ITmedia NEWS / 2024年9月6日 12時20分

 ただアップデートがおよそ10年に渡って行われておらず、最新OSへの対応も心もとない状況だ。そんな中「詳細はまだお伝えできないのですが、現在のデジタル技術を生かして彩色をさらに効率的に行えるような機能についても鋭意開発中です」と荒木氏は話す。

●現場でも求められていたツールの刷新

 開発に携わるエンジニアが頻繁に両スタジオを訪れ、作画・仕上げスタッフに実際に開発中のAnimeCanvasを試してもらい、フィードバックを受けて次の開発ステップに反映するという手法をとっているのだという。忙しい現場から「今使っている環境をどうしても変えたくない」といった声はほとんどない、とソニー・ミュージックエンタテインメント EdgeTechプロジェクト本部の高橋学氏は話す。

 「特に仕上げ工程に携わる方々とは、前提となる課題=持続性について共有できていると感じます。一方、作画工程についてはいろいろな難しさがありますが、頭から否定されるということはありません。例えばアニメ向けの機能の改善についてリクエストしたい、となっても、やはり既存のソフトはイラスト・マンガ向けとして市場に受け入れられているものですから、対応にそこまで大きな期待は持てないわけです。
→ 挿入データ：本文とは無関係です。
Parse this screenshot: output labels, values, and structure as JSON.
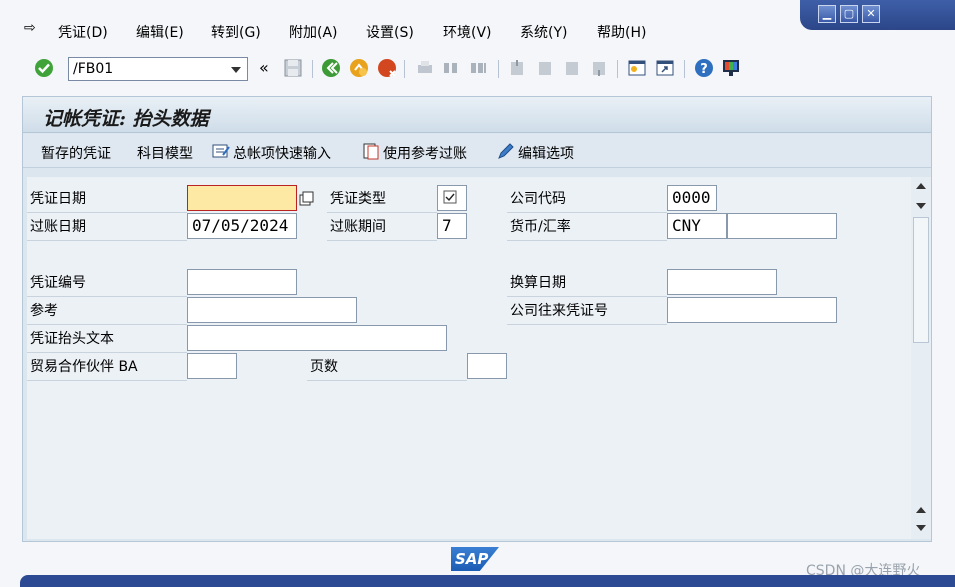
{
  "menu": [
    {
      "label": "凭证(D)"
    },
    {
      "label": "编辑(E)"
    },
    {
      "label": "转到(G)"
    },
    {
      "label": "附加(A)"
    },
    {
      "label": "设置(S)"
    },
    {
      "label": "环境(V)"
    },
    {
      "label": "系统(Y)"
    },
    {
      "label": "帮助(H)"
    }
  ],
  "toolbar": {
    "command": "/FB01"
  },
  "screen": {
    "title": "记帐凭证: 抬头数据"
  },
  "appbar": {
    "park": "暂存的凭证",
    "account_model": "科目模型",
    "gl_fast_entry": "总帐项快速输入",
    "post_with_ref": "使用参考过账",
    "edit_options": "编辑选项"
  },
  "form": {
    "doc_date_label": "凭证日期",
    "doc_date_value": "",
    "doc_type_label": "凭证类型",
    "doc_type_value": "",
    "company_code_label": "公司代码",
    "company_code_value": "0000",
    "posting_date_label": "过账日期",
    "posting_date_value": "07/05/2024",
    "period_label": "过账期间",
    "period_value": "7",
    "currency_label": "货币/汇率",
    "currency_value": "CNY",
    "rate_value": "",
    "doc_number_label": "凭证编号",
    "doc_number_value": "",
    "translation_date_label": "换算日期",
    "translation_date_value": "",
    "reference_label": "参考",
    "reference_value": "",
    "intercompany_label": "公司往来凭证号",
    "intercompany_value": "",
    "header_text_label": "凭证抬头文本",
    "header_text_value": "",
    "trading_partner_label": "贸易合作伙伴 BA",
    "trading_partner_value": "",
    "pages_label": "页数",
    "pages_value": ""
  },
  "branding": {
    "logo": "SAP"
  },
  "watermark": "CSDN @大连野火"
}
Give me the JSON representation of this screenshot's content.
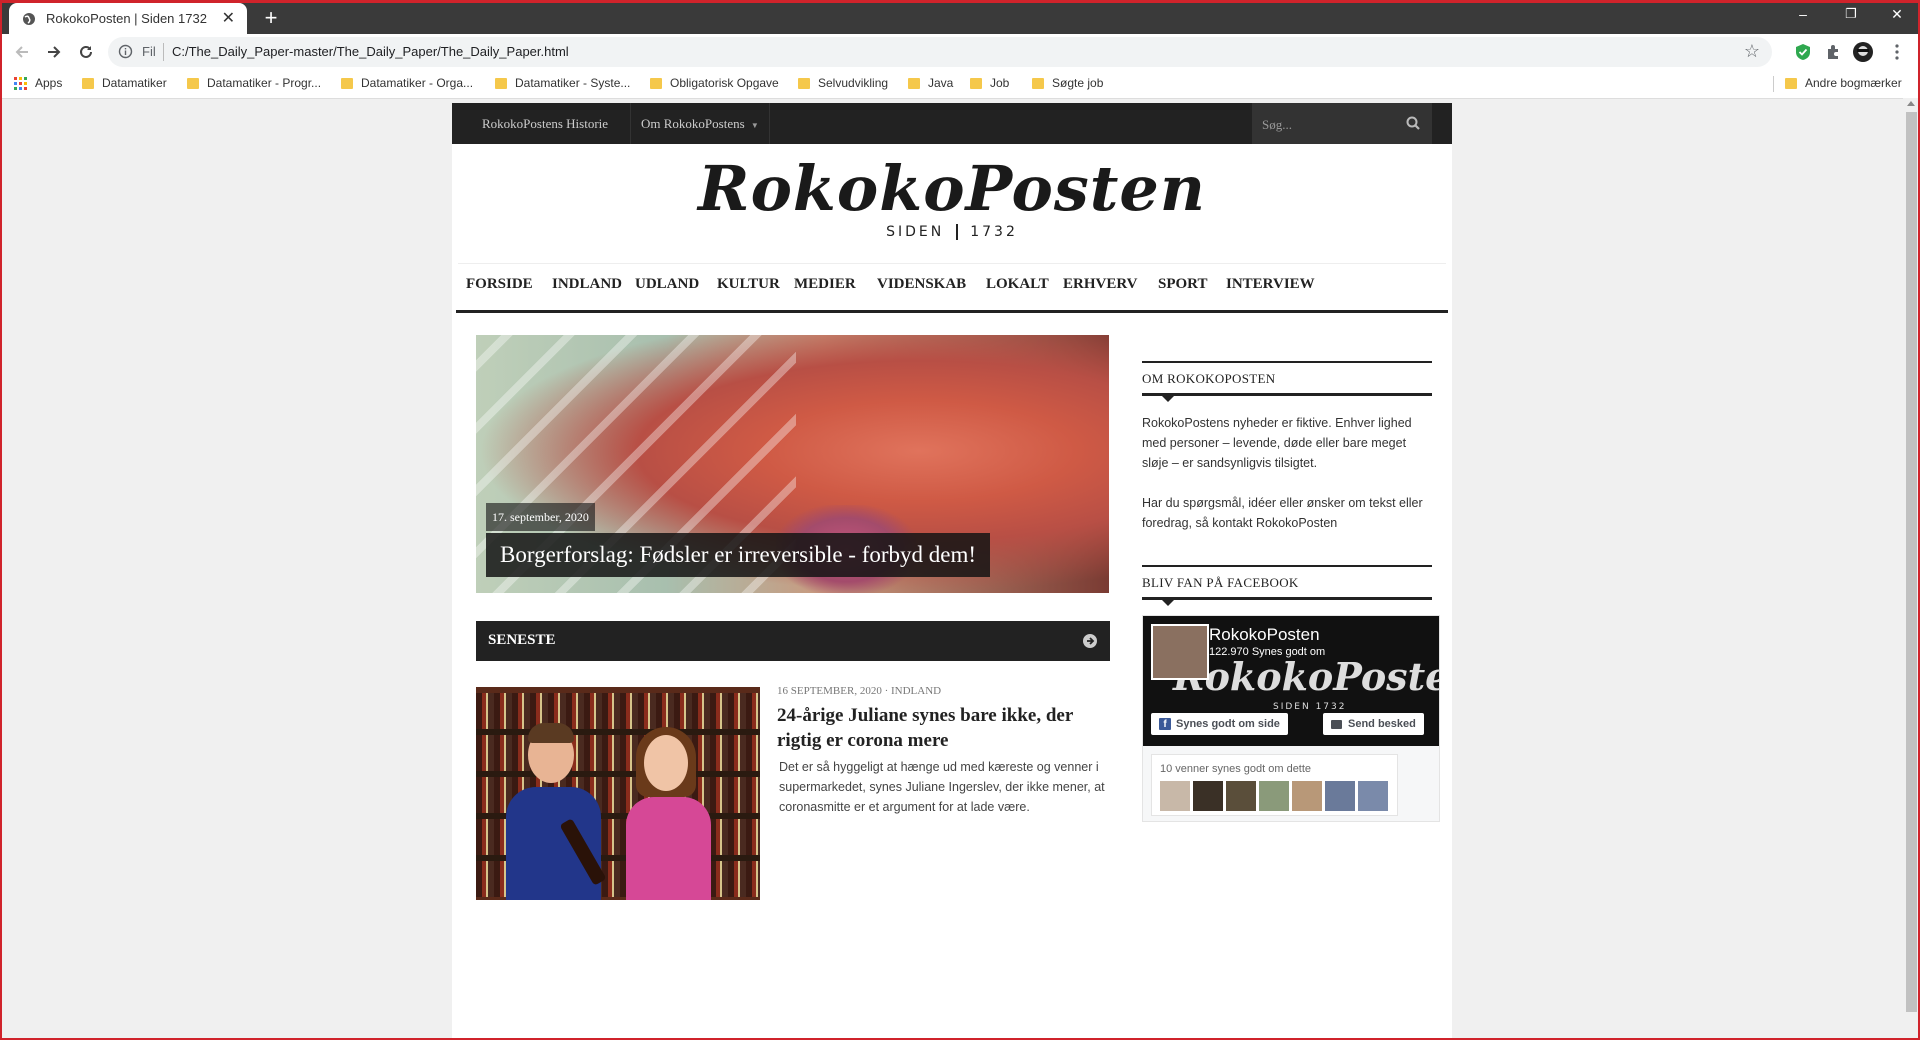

AnimeCanvasであれば『打てば響くのではないか』と期待して、前向きに意見をくださる方が多いのではないかと思います」

 もちろん既存の環境との連携は希望されているし、実際の制作工程のなかに本格導入する段階になれば、更にいろいろな反応が出てくるだろうと高橋氏も認めるが、特にコロナ禍を挟んだここ数年間にクリエイターの意識の変化も感じるという。リモート作業が増え、デジタルデータでの素材のやりとりが好むと好まざるとにかかわらず増えるなか、グループの支援も得ながらデジタル制作環境の整備が進んだこともその背景にはある。

●ソニーがアニメ制作ソフトを開発する必然性

 AnimeCanvasは、ソニー・ミュージックエンタテインメント(高橋氏)とソニーグループ(荒木氏)が主に技術開発を進めているが、プロジェクトマネジャーを務めるのは、A-1 PicturesとCloverWorksの清水暁代表だ。

 「ソフトウェアの保守性や持続性を確保したいというのもありますが、アニメ制作の生産性を高めるうえで、まずはその基盤を整える必要があるというのが大きいのです」

 年間200タイトル前後の新作が制作されるテレビアニメに加え、近年では劇場作品も需要が高い。1話あたりおおよそ4000枚以上の彩色された動く絵が必要になるが、その多くを熟練の「クリエイター」が担う繊細な作業で品質を保っているのが現状だ。アニメ制作の効率化や生産性を高めるうえで、将来的には単純作業などの自動化も可能性としては考えられるが、まずはその基盤となる制作ソフトそのものを開発する必要があった。